Sin embargo, que el VO2 máx. no cambie no es una mala noticia. Es, en este contexto específico, la evidencia más clara posible de que el entrenamiento de fuerza cumplió su función a través de la vía adecuada. Si tu VO2 máx. hubiera aumentado tras un bloque de fuerza, tendrías un problema distinto entre manos: estarías observando los datos preguntándote si la ganancia provino del levantamiento de pesas, de una variable de confusión en tu carga de ciclismo, de un artefacto de medición o de algo totalmente diferente. El VO2 máx. inalterado significa que el entrenamiento con pesas no contaminó la métrica que no debía alterar. Cualquier otra variable que haya cambiado lo hizo gracias al trabajo de fuerza y no a algún cambio cardiovascular oculto.
Esta es la parte que, una vez que la entiendes, resulta innegable. El ciclista que sale de un bloque de fuerza con el mismo VO2 máx. y una contrarreloj mensurablemente más rápida ha obtenido un resultado de libro de texto. No un resultado decepcionante.

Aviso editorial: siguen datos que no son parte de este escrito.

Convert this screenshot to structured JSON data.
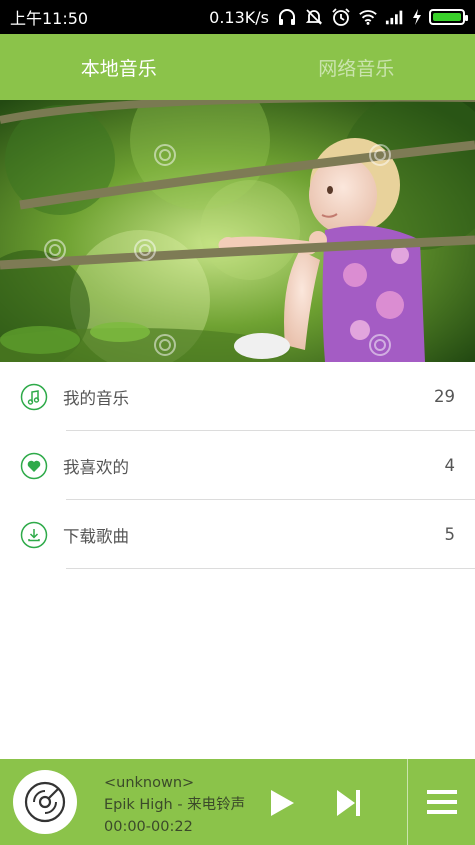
{
  "status_bar": {
    "time": "上午11:50",
    "speed": "0.13K/s",
    "icons": [
      "headphones-icon",
      "bell-off-icon",
      "alarm-icon",
      "wifi-icon",
      "signal-icon",
      "charging-icon",
      "battery-icon"
    ]
  },
  "tabs": [
    {
      "label": "本地音乐",
      "active": true
    },
    {
      "label": "网络音乐",
      "active": false
    }
  ],
  "banner": {
    "image": "child-on-rope-bridge-photo"
  },
  "list": [
    {
      "label": "我的音乐",
      "count": "29",
      "icon": "music-note-icon"
    },
    {
      "label": "我喜欢的",
      "count": "4",
      "icon": "heart-icon"
    },
    {
      "label": "下载歌曲",
      "count": "5",
      "icon": "download-icon"
    }
  ],
  "player": {
    "title": "<unknown>",
    "artist_song": "Epik High - 来电铃声",
    "time": "00:00-00:22",
    "icons": [
      "disc-icon",
      "play-icon",
      "next-icon",
      "menu-icon"
    ]
  },
  "colors": {
    "accent": "#8bc34a",
    "icon_green": "#2eaa49",
    "status_bg": "#000000"
  }
}
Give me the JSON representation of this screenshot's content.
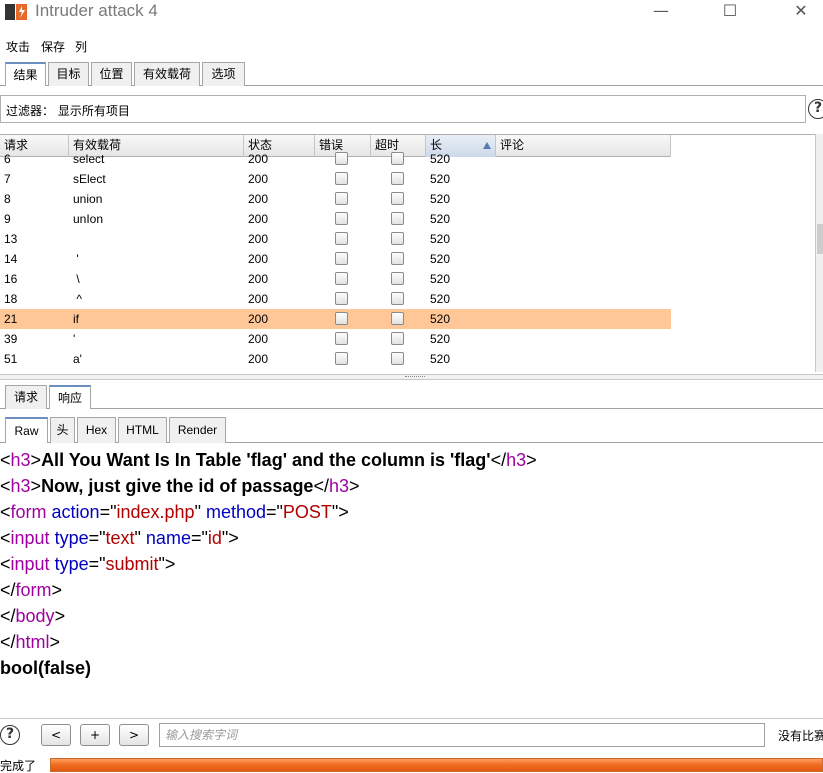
{
  "window": {
    "title": "Intruder attack 4",
    "minimize": "—",
    "maximize": "☐",
    "close": "✕"
  },
  "menu": [
    "攻击",
    "保存",
    "列"
  ],
  "tabs": [
    {
      "label": "结果",
      "active": true
    },
    {
      "label": "目标",
      "active": false
    },
    {
      "label": "位置",
      "active": false
    },
    {
      "label": "有效载荷",
      "active": false
    },
    {
      "label": "选项",
      "active": false
    }
  ],
  "filter": {
    "text": "过滤器： 显示所有项目",
    "help": "?"
  },
  "table": {
    "columns": [
      "请求",
      "有效载荷",
      "状态",
      "错误",
      "超时",
      "长",
      "评论"
    ],
    "sorted_column": "长",
    "rows": [
      {
        "request": "6",
        "payload": "select",
        "status": "200",
        "error": false,
        "timeout": false,
        "length": "520",
        "comment": "",
        "selected": false
      },
      {
        "request": "7",
        "payload": "sElect",
        "status": "200",
        "error": false,
        "timeout": false,
        "length": "520",
        "comment": "",
        "selected": false
      },
      {
        "request": "8",
        "payload": "union",
        "status": "200",
        "error": false,
        "timeout": false,
        "length": "520",
        "comment": "",
        "selected": false
      },
      {
        "request": "9",
        "payload": "unIon",
        "status": "200",
        "error": false,
        "timeout": false,
        "length": "520",
        "comment": "",
        "selected": false
      },
      {
        "request": "13",
        "payload": "",
        "status": "200",
        "error": false,
        "timeout": false,
        "length": "520",
        "comment": "",
        "selected": false
      },
      {
        "request": "14",
        "payload": " '",
        "status": "200",
        "error": false,
        "timeout": false,
        "length": "520",
        "comment": "",
        "selected": false
      },
      {
        "request": "16",
        "payload": " \\",
        "status": "200",
        "error": false,
        "timeout": false,
        "length": "520",
        "comment": "",
        "selected": false
      },
      {
        "request": "18",
        "payload": " ^",
        "status": "200",
        "error": false,
        "timeout": false,
        "length": "520",
        "comment": "",
        "selected": false
      },
      {
        "request": "21",
        "payload": "if",
        "status": "200",
        "error": false,
        "timeout": false,
        "length": "520",
        "comment": "",
        "selected": true
      },
      {
        "request": "39",
        "payload": "'",
        "status": "200",
        "error": false,
        "timeout": false,
        "length": "520",
        "comment": "",
        "selected": false
      },
      {
        "request": "51",
        "payload": "a'",
        "status": "200",
        "error": false,
        "timeout": false,
        "length": "520",
        "comment": "",
        "selected": false
      }
    ]
  },
  "subtabs": [
    {
      "label": "请求",
      "active": false
    },
    {
      "label": "响应",
      "active": true
    }
  ],
  "viewtabs": [
    {
      "label": "Raw",
      "active": true
    },
    {
      "label": "头",
      "active": false
    },
    {
      "label": "Hex",
      "active": false
    },
    {
      "label": "HTML",
      "active": false
    },
    {
      "label": "Render",
      "active": false
    }
  ],
  "response_lines": [
    [
      {
        "t": "<",
        "c": "plain"
      },
      {
        "t": "h3",
        "c": "tagname"
      },
      {
        "t": ">",
        "c": "plain"
      },
      {
        "t": "All You Want Is In Table 'flag' and the column is 'flag'",
        "c": "text-b"
      },
      {
        "t": "</",
        "c": "plain"
      },
      {
        "t": "h3",
        "c": "tagname"
      },
      {
        "t": ">",
        "c": "plain"
      }
    ],
    [
      {
        "t": "<",
        "c": "plain"
      },
      {
        "t": "h3",
        "c": "tagname"
      },
      {
        "t": ">",
        "c": "plain"
      },
      {
        "t": "Now, just give the id of passage",
        "c": "text-b"
      },
      {
        "t": "</",
        "c": "plain"
      },
      {
        "t": "h3",
        "c": "tagname"
      },
      {
        "t": ">",
        "c": "plain"
      }
    ],
    [
      {
        "t": "<",
        "c": "plain"
      },
      {
        "t": "form",
        "c": "tagname"
      },
      {
        "t": " ",
        "c": "plain"
      },
      {
        "t": "action",
        "c": "attr"
      },
      {
        "t": "=\"",
        "c": "plain"
      },
      {
        "t": "index.php",
        "c": "val"
      },
      {
        "t": "\" ",
        "c": "plain"
      },
      {
        "t": "method",
        "c": "attr"
      },
      {
        "t": "=\"",
        "c": "plain"
      },
      {
        "t": "POST",
        "c": "val"
      },
      {
        "t": "\">",
        "c": "plain"
      }
    ],
    [
      {
        "t": "<",
        "c": "plain"
      },
      {
        "t": "input",
        "c": "tagname"
      },
      {
        "t": " ",
        "c": "plain"
      },
      {
        "t": "type",
        "c": "attr"
      },
      {
        "t": "=\"",
        "c": "plain"
      },
      {
        "t": "text",
        "c": "val"
      },
      {
        "t": "\" ",
        "c": "plain"
      },
      {
        "t": "name",
        "c": "attr"
      },
      {
        "t": "=\"",
        "c": "plain"
      },
      {
        "t": "id",
        "c": "val"
      },
      {
        "t": "\">",
        "c": "plain"
      }
    ],
    [
      {
        "t": "<",
        "c": "plain"
      },
      {
        "t": "input",
        "c": "tagname"
      },
      {
        "t": " ",
        "c": "plain"
      },
      {
        "t": "type",
        "c": "attr"
      },
      {
        "t": "=\"",
        "c": "plain"
      },
      {
        "t": "submit",
        "c": "val"
      },
      {
        "t": "\">",
        "c": "plain"
      }
    ],
    [
      {
        "t": "</",
        "c": "plain"
      },
      {
        "t": "form",
        "c": "tagname"
      },
      {
        "t": ">",
        "c": "plain"
      }
    ],
    [
      {
        "t": "</",
        "c": "plain"
      },
      {
        "t": "body",
        "c": "tagname"
      },
      {
        "t": ">",
        "c": "plain"
      }
    ],
    [
      {
        "t": "</",
        "c": "plain"
      },
      {
        "t": "html",
        "c": "tagname"
      },
      {
        "t": ">",
        "c": "plain"
      }
    ],
    [
      {
        "t": "bool(false)",
        "c": "text-b"
      }
    ]
  ],
  "search": {
    "prev": "<",
    "add": "+",
    "next": ">",
    "placeholder": "输入搜索字词",
    "no_match": "没有比赛",
    "help": "?"
  },
  "status": {
    "text": "完成了",
    "progress": 1.0
  },
  "colors": {
    "selected_row": "#ffc797",
    "progress": "#f06a20",
    "tag": "#a000a0",
    "attribute": "#0000c0",
    "value": "#b00000"
  }
}
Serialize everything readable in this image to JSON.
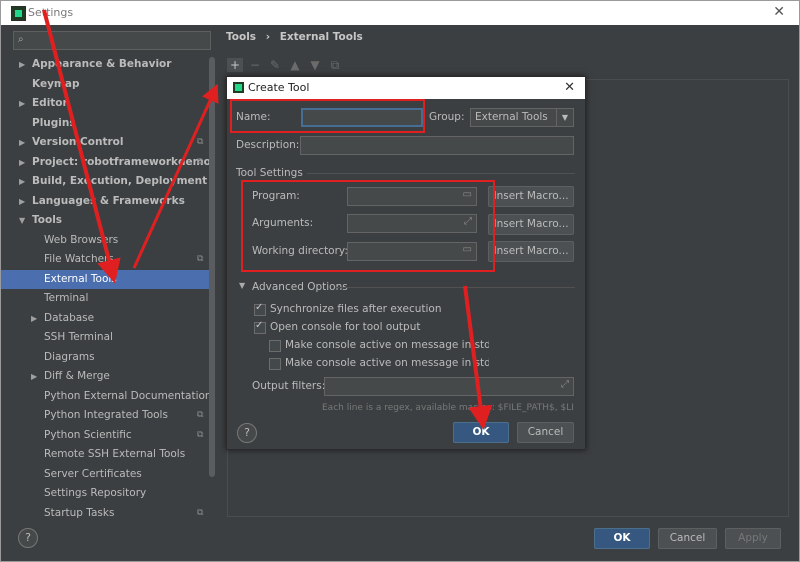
{
  "window": {
    "title": "Settings"
  },
  "sidebar": {
    "search_placeholder": "",
    "items": [
      {
        "label": "Appearance & Behavior",
        "expandable": true,
        "bold": true
      },
      {
        "label": "Keymap",
        "bold": true
      },
      {
        "label": "Editor",
        "expandable": true,
        "bold": true
      },
      {
        "label": "Plugins",
        "bold": true
      },
      {
        "label": "Version Control",
        "expandable": true,
        "bold": true
      },
      {
        "label": "Project: robotframeworkdemo",
        "expandable": true,
        "bold": true
      },
      {
        "label": "Build, Execution, Deployment",
        "expandable": true,
        "bold": true
      },
      {
        "label": "Languages & Frameworks",
        "expandable": true,
        "bold": true
      },
      {
        "label": "Tools",
        "expanded": true,
        "bold": true
      },
      {
        "label": "Web Browsers"
      },
      {
        "label": "File Watchers"
      },
      {
        "label": "External Tools",
        "selected": true
      },
      {
        "label": "Terminal"
      },
      {
        "label": "Database",
        "expandable": true
      },
      {
        "label": "SSH Terminal"
      },
      {
        "label": "Diagrams"
      },
      {
        "label": "Diff & Merge",
        "expandable": true
      },
      {
        "label": "Python External Documentation"
      },
      {
        "label": "Python Integrated Tools"
      },
      {
        "label": "Python Scientific"
      },
      {
        "label": "Remote SSH External Tools"
      },
      {
        "label": "Server Certificates"
      },
      {
        "label": "Settings Repository"
      },
      {
        "label": "Startup Tasks"
      }
    ]
  },
  "breadcrumb": {
    "parent": "Tools",
    "separator": "›",
    "current": "External Tools"
  },
  "footer": {
    "help": "?",
    "ok": "OK",
    "cancel": "Cancel",
    "apply": "Apply"
  },
  "dialog": {
    "title": "Create Tool",
    "name_label": "Name:",
    "name_value": "",
    "group_label": "Group:",
    "group_value": "External Tools",
    "description_label": "Description:",
    "description_value": "",
    "section_tool_settings": "Tool Settings",
    "program_label": "Program:",
    "arguments_label": "Arguments:",
    "working_dir_label": "Working directory:",
    "insert_macro": "Insert Macro...",
    "advanced_label": "Advanced Options",
    "sync_files": "Synchronize files after execution",
    "open_console": "Open console for tool output",
    "console_stdout": "Make console active on message in stdout",
    "console_stderr": "Make console active on message in stderr",
    "output_filters_label": "Output filters:",
    "filters_hint": "Each line is a regex, available macros: $FILE_PATH$, $LINE$ a",
    "help": "?",
    "ok": "OK",
    "cancel": "Cancel",
    "checkboxes": {
      "sync_files": true,
      "open_console": true,
      "console_stdout": false,
      "console_stderr": false
    }
  },
  "colors": {
    "selection": "#4b6eaf",
    "primary_button": "#365880",
    "annotation_red": "#e02020",
    "background": "#3c3f41"
  }
}
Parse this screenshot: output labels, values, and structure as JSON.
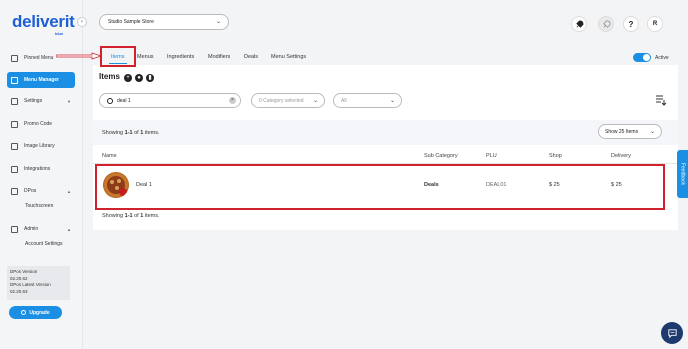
{
  "brand": {
    "name": "deliverit",
    "sub": "blue"
  },
  "sidebar": {
    "items": [
      {
        "label": "Pinned Menu",
        "icon": "pin-icon"
      },
      {
        "label": "Menu Manager",
        "icon": "menu-manager-icon"
      },
      {
        "label": "Settings",
        "icon": "settings-icon"
      },
      {
        "label": "Promo Code",
        "icon": "promo-icon"
      },
      {
        "label": "Image Library",
        "icon": "image-icon"
      },
      {
        "label": "Integrations",
        "icon": "integrations-icon"
      },
      {
        "label": "DPos",
        "icon": "dpos-icon"
      },
      {
        "label": "Admin",
        "icon": "admin-icon"
      }
    ],
    "sub_items": {
      "dpos": "Touchscreen",
      "admin": "Account Settings"
    },
    "version": {
      "dpos_label": "DPos Version",
      "dpos_value": "02.20.62",
      "latest_label": "DPos Latest Version",
      "latest_value": "02.20.63"
    },
    "upgrade_label": "Upgrade"
  },
  "header": {
    "store_select": "Studio Sample Store",
    "profile_initial": "R",
    "help": "?"
  },
  "tabs": [
    "Items",
    "Menus",
    "Ingredients",
    "Modifiers",
    "Deals",
    "Menu Settings"
  ],
  "active_label": "Active",
  "items_section": {
    "title": "Items",
    "search_value": "deal 1",
    "category_placeholder": "0 Category selected",
    "filter_value": "All",
    "showing_top": {
      "prefix": "Showing ",
      "range": "1-1",
      "mid": " of ",
      "count": "1",
      "suffix": " items."
    },
    "showing_bottom": {
      "prefix": "Showing ",
      "range": "1-1",
      "mid": " of ",
      "count": "1",
      "suffix": " items."
    },
    "per_page": "Show 25 Items",
    "columns": [
      "Name",
      "Sub Category",
      "PLU",
      "Shop",
      "Delivery"
    ],
    "rows": [
      {
        "name": "Deal 1",
        "sub_category": "Deals",
        "plu": "DEAL01",
        "shop": "$ 25",
        "delivery": "$ 25"
      }
    ]
  },
  "feedback_label": "Feedback",
  "colors": {
    "accent": "#1a8fe3",
    "annotation": "#d0212c",
    "brand": "#1f5fd6"
  }
}
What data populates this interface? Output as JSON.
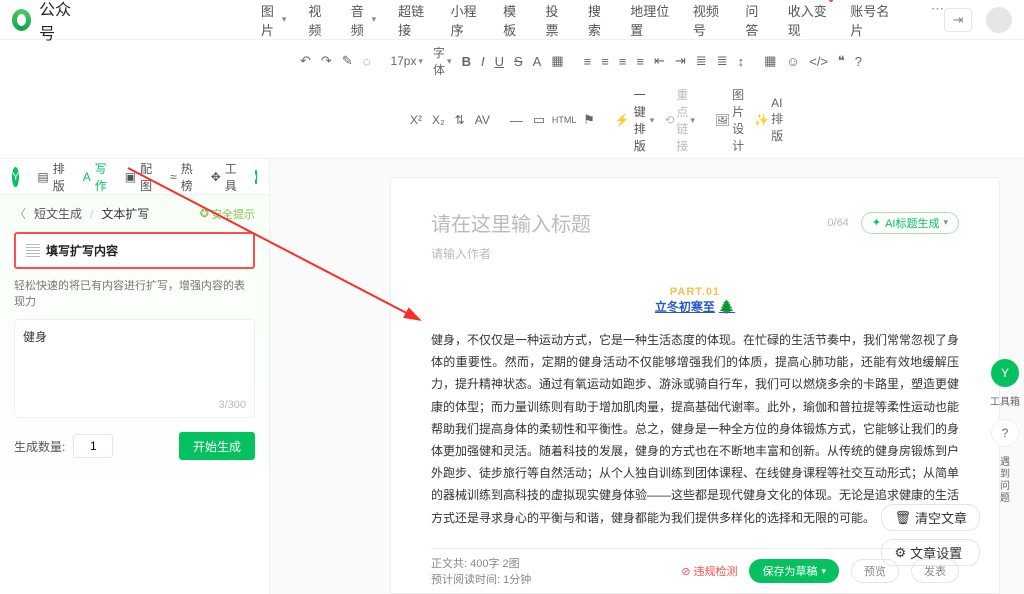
{
  "brand": "公众号",
  "top_nav": [
    "图片",
    "视频",
    "音频",
    "超链接",
    "小程序",
    "模板",
    "投票",
    "搜索",
    "地理位置",
    "视频号",
    "问答",
    "收入变现",
    "账号名片"
  ],
  "toolbar1": {
    "undo": "↶",
    "redo": "↷",
    "brush": "✎",
    "clear": "◌",
    "font_size": "17px",
    "font_family": "字体",
    "bold": "B",
    "italic": "I",
    "underline": "U",
    "strike": "S",
    "color": "A",
    "bg": "▦"
  },
  "toolbar2": {
    "sup": "X²",
    "sub": "X₂",
    "lh": "⇅",
    "ls": "AV",
    "one_click": "一键排版",
    "reset_link": "重点链接",
    "img_design": "图片设计",
    "ai_layout": "AI排版"
  },
  "left_tabs": {
    "typeset": "排版",
    "write": "写作",
    "image": "配图",
    "hot": "热榜",
    "tools": "工具"
  },
  "breadcrumb": {
    "back": "短文生成",
    "current": "文本扩写",
    "safe": "安全提示"
  },
  "input_box": {
    "label": "填写扩写内容",
    "desc": "轻松快速的将已有内容进行扩写，增强内容的表现力",
    "value": "健身",
    "counter": "3/300"
  },
  "gen": {
    "count_label": "生成数量:",
    "count": "1",
    "btn": "开始生成"
  },
  "editor": {
    "title_ph": "请在这里输入标题",
    "title_count": "0/64",
    "ai_title": "AI标题生成",
    "author_ph": "请输入作者",
    "part_num": "PART.01",
    "part_title": "立冬初寒至",
    "body": "健身，不仅仅是一种运动方式，它是一种生活态度的体现。在忙碌的生活节奏中，我们常常忽视了身体的重要性。然而，定期的健身活动不仅能够增强我们的体质，提高心肺功能，还能有效地缓解压力，提升精神状态。通过有氧运动如跑步、游泳或骑自行车，我们可以燃烧多余的卡路里，塑造更健康的体型；而力量训练则有助于增加肌肉量，提高基础代谢率。此外，瑜伽和普拉提等柔性运动也能帮助我们提高身体的柔韧性和平衡性。总之，健身是一种全方位的身体锻炼方式，它能够让我们的身体更加强健和灵活。随着科技的发展，健身的方式也在不断地丰富和创新。从传统的健身房锻炼到户外跑步、徒步旅行等自然活动；从个人独自训练到团体课程、在线健身课程等社交互动形式；从简单的器械训练到高科技的虚拟现实健身体验——这些都是现代健身文化的体现。无论是追求健康的生活方式还是寻求身心的平衡与和谐，健身都能为我们提供多样化的选择和无限的可能。"
  },
  "footer": {
    "meta1_label": "正文共:",
    "meta1_val": "400字 2图",
    "meta2_label": "预计阅读时间:",
    "meta2_val": "1分钟",
    "violate": "违规检测",
    "save": "保存为草稿",
    "preview": "预览",
    "publish": "发表"
  },
  "float": {
    "clear": "清空文章",
    "settings": "文章设置"
  },
  "rail": {
    "toolbox": "工具箱",
    "faq": "遇到问题"
  }
}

Qué decirle al ciclista de la captura de pantalla
Le respondí a mi amigo con el resultado de 58.4 → 58.6 más o menos lo siguiente: La prueba de VO2 máx. fue la prueba equivocada para el entrenamiento que realizaste. Tu entrenamiento de fuerza nunca iba a cambiar esa cifra, y el metaanálisis que no leíste lo dice explícitamente: tamaño del efecto negativo de 0.04 en 262 ciclistas a través de 17 estudios, lo cual es lenguaje estadístico para «esta palanca nunca estuvo conectada a ese indicador». Si quieres saber si los seis meses valieron la pena, vuelve a evaluar tu potencia de 20 minutos. Vuelve a evaluar tu sprint. Observa cuánto tiempo puedes mantener el ritmo en una subida que conozcas bien antes de que fallen las piernas. Esos son los indicadores a los que estaba conectado el trabajo de fuerza. El hecho de que el VO2 máx. no se haya movido es la prueba de que el sistema funciona correctamente.
Salió el fin de semana siguiente e hizo una prueba de 20 minutos en una carretera llana que utiliza para series repetidas. La cifra subió 11 vatios a la misma frecuencia cardíaca. Me envió otra captura de pantalla. El mensaje que la acompañaba solo decía: «Vale».
Seis meses de sentadillas. Once vatios al mismo coste. El mismo motor, una mejor palanca.
Una métrica que no cambia es a menudo la evidencia más clara de que el mecanismo funcionó. Solo hay que mirar la adecuada para interpretarlo así.